Dear Stacks users,
I have recently been comparing various software packages for calculating FIS across loci in a population. I wanted to flag up that the result is quite different depending on the software package used, and also query the way that Stacks performs this calculation.
I can't write the following in proper mathematical notation, but hopefully it is clear:
Stacks:
FIS = average(1-(Ho/Hs)) across loci. If Hs=0 (common if the subpopulation is small and the alternate allele is not observed), then it evaluates Ho/Hs = 1 and hence 1-(Ho/Hs) = 0. So the mean FIS is decreased by including many 0's in the average.
hierfstat in R:
calculates (1-(Ho/Hs)) for each locus as above, but if Hs=0, it returns Ho/Hs=NaN and 1-(Ho/Hs) = NaN. Average across loci is not calculated natively but users are recommended to take FIS = average(1-(Ho/Hs)), excluding loci where the per-locus FIS is NaN. So the mean FIS is typically (considerably) higher than when Stacks performs this calculation.
GenoDive:
[I was using GenoDive because of its ability to handle polyploid data, but it turns out that even for diploids, FIS isn't comparable to the above two packages]
FIS across loci = 1-(average(Ho)/average(Hs)).

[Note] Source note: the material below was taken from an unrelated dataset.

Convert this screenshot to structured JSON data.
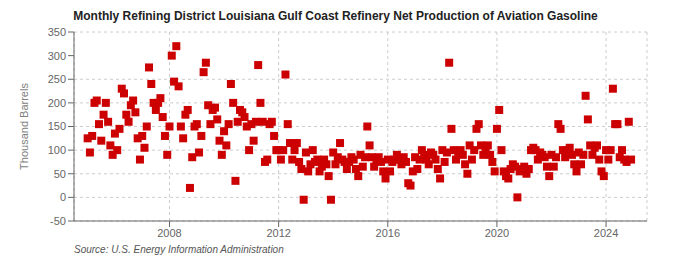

These calculation details are not at all clear from the respective software manuals, it took me some time to figure out exactly what they were all doing. So I wanted to post this partly for general interest (it's been asked at least once before on this group), and also to query with Julian why you think treating Ho/Hs = 1, where Hs=0, is the best approach?
Best regards, Harriet